Hacker News new | ask | show | jobs
by politician 1589 days ago
There are different classes of blockchains. For example, the data structure managed by `git` is a blockchain. So, in and of themselves, blockchains are not problematic. When you raise those criticisms you probably meant to address the security function of the consensus mechanism for distributed decentralized ledgers. The security function there is crazy not because the people are evil scammers and con artists, but because Byzantine Fault Tolerance [1] is a hard CS problem, like AI.

Tiered systems for central bank digital currencies that allow complete tracking of all transactions are an active area of interest by central banks. For instance, the PBoC has filed over 80 patents on the subject. You can be sure that these systems don't attempt to solve BFT, don't use as much electricity, and don't protect the peasants from the abuses of the rulers.

[1] https://decrypt.co/resources/byzantine-fault-tolerance-what-...

1 comments

Isnt git a merkle tree? And a blockchain a special case of a merkle tree? More like a merkle chain ^.^
That's exactly what a blockchain is. Blockchain being the "secret sauce" has always been a misconception; as noted git is exactly a blockchain.
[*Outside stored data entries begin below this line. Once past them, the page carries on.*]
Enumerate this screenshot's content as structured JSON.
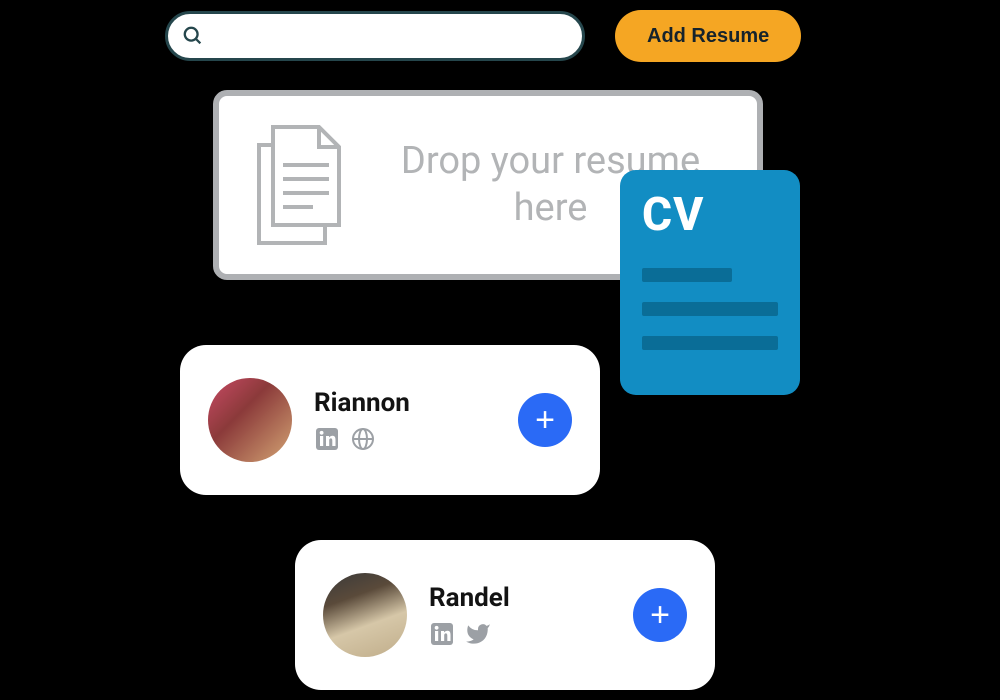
{
  "search": {
    "placeholder": ""
  },
  "buttons": {
    "add_resume": "Add Resume"
  },
  "drop_zone": {
    "text": "Drop your resume here"
  },
  "cv_card": {
    "label": "CV"
  },
  "candidates": [
    {
      "name": "Riannon",
      "socials": [
        "linkedin",
        "globe"
      ]
    },
    {
      "name": "Randel",
      "socials": [
        "linkedin",
        "twitter"
      ]
    }
  ],
  "colors": {
    "accent_orange": "#f5a623",
    "cv_blue": "#128dc3",
    "action_blue": "#2a6af6",
    "border_dark": "#25464c"
  }
}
What we call refs in git are blocks in Bitcoin.

Nakamoto consensus was the innovation, the major energy consumer, and not necessary for cryptographic data integrity like a CBDC or git repo needs.

Interesting side fact. Proof of work was used before in 2004 to prevent spam but it failed. Nakamoto put that concept in a merkle tree.

https://m-cacm.acm.org/magazines/2019/8/238347-the-history-o...

Adding signatures or a cipher to nodes is basically the difference.